I need to prove the following inequality, because I have to use it for a problem I'm solving.
For $x,y \geq 0$
$ 0 < p < 1,$ then $|x^p-y^p| \leq |x-y|^p$
$ 1 \leq p < \infty,$ then $|x^p-y^p| \leq p |x-y|(x^{p-1} + y ^{p-1})$
I have tried using the Newton's formula expanding $(x-y)^p$, but I didn't get anywhere.
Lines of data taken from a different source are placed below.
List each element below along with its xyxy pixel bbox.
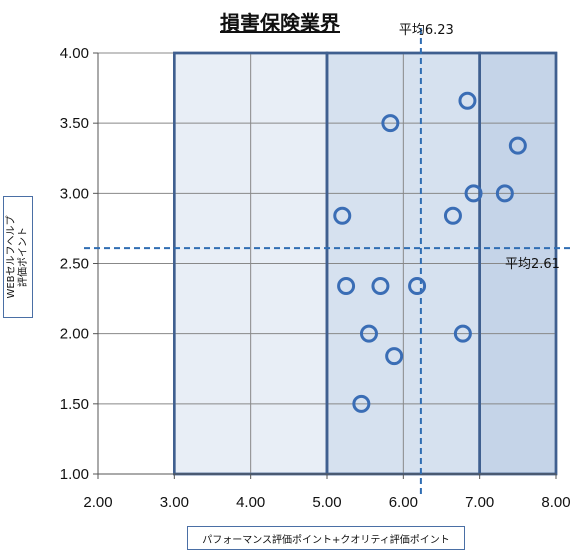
x-tick-label: 5.00 xyxy=(312,494,341,511)
x-tick-label: 8.00 xyxy=(541,494,570,511)
y-average-label: 平均2.61 xyxy=(505,257,560,272)
data-point xyxy=(352,394,371,413)
points-layer xyxy=(333,91,527,413)
data-point xyxy=(458,91,477,110)
x-axis-label: パフォーマンス評価ポイント+クオリティ評価ポイント xyxy=(202,534,450,546)
y-axis-label-box: WEBセルフヘルプ 評価ポイント xyxy=(3,196,33,318)
y-tick-label: 2.50 xyxy=(60,256,89,273)
data-point xyxy=(359,324,378,343)
y-tick-label: 1.00 xyxy=(60,466,89,483)
x-tick-label: 3.00 xyxy=(160,494,189,511)
data-point xyxy=(464,184,483,203)
x-tick-label: 7.00 xyxy=(465,494,494,511)
axis-layer xyxy=(93,52,557,479)
average-lines-layer: 平均6.23 平均2.61 xyxy=(84,23,572,498)
y-axis-label: WEBセルフヘルプ 評価ポイント xyxy=(6,215,29,299)
x-tick-label: 2.00 xyxy=(83,494,112,511)
tick-labels-layer: 1.00 1.50 2.00 2.50 3.00 3.50 4.00 2.00 3.00 4.00… xyxy=(60,45,571,511)
data-point xyxy=(453,324,472,343)
data-point xyxy=(337,276,356,295)
data-point xyxy=(333,206,352,225)
x-tick-label: 4.00 xyxy=(236,494,265,511)
data-point xyxy=(381,114,400,133)
y-tick-label: 3.50 xyxy=(60,115,89,132)
x-tick-label: 6.00 xyxy=(389,494,418,511)
x-axis-label-box: パフォーマンス評価ポイント+クオリティ評価ポイント xyxy=(187,526,465,550)
chart-title: 損害保険業界 xyxy=(220,11,340,35)
data-point xyxy=(385,347,404,366)
y-tick-label: 3.00 xyxy=(60,185,89,202)
y-tick-label: 2.00 xyxy=(60,326,89,343)
data-point xyxy=(408,276,427,295)
data-point xyxy=(495,184,514,203)
y-tick-label: 4.00 xyxy=(60,45,89,62)
data-point xyxy=(508,136,527,155)
data-point xyxy=(371,276,390,295)
x-average-label: 平均6.23 xyxy=(399,23,454,38)
data-point xyxy=(443,206,462,225)
y-tick-label: 1.50 xyxy=(60,396,89,413)
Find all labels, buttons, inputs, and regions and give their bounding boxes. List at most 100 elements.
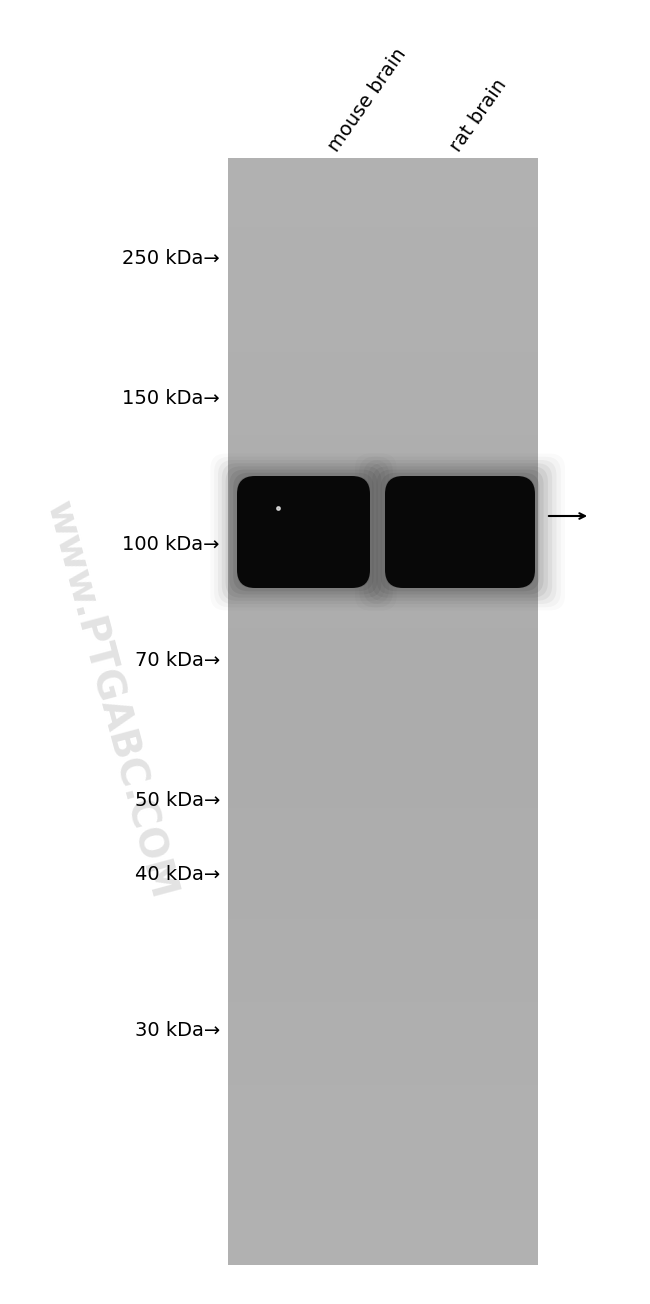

Any ideas how I could do it?
By symmetry, for both inequalities, if it's true for $x,y$, then it's also true for $y,x$. Thus, WLOG, let $x \ge y$. Consider the first inequality you wish to prove, i.e.,
$0 < p < 1,$ then $|x^p-y^p| \leq |x-y|^p$
This is obviously true for where $x = y$. For any given $y$, and for all $x \ge y$, since $f(z) = z^p$ is an increasing function for $z \ge 0$, you can remove the absolute value signs and move the right side value to the left to get a new function you wish to prove of
$$f(x) = (x - y)^p - (x^p - y^p) \ge 0 \tag{1}\label{eq1A}$$
Taking the derivative gives
$$\begin{equation}\begin{aligned} f'(x) & = p(x - y)^{p-1} - px^{p-1} \\ & = p\left((x - y)^{p-1} - x^{p-1}\right) \end{aligned}\end{equation}\tag{2}\label{eq2A}$$
Since $p \lt 1$, then $p - 1 \lt 0$. Also, considering $x \gt y$, you have $0 \lt x - y \lt x$, so $(x - y)^{1-p} \lt x^{1-p} \implies (x - y)^{p-1} \gt x^{p-1}$. Thus, the derivative in \eqref{eq2A} is positive for $x \gt y$, so since $f(y) = 0$, this means \eqref{eq1A} is true for all $x \ge y$, proving your original inequality.
You can do something similar with your second inequality, which I'll leave to you to finish yourself.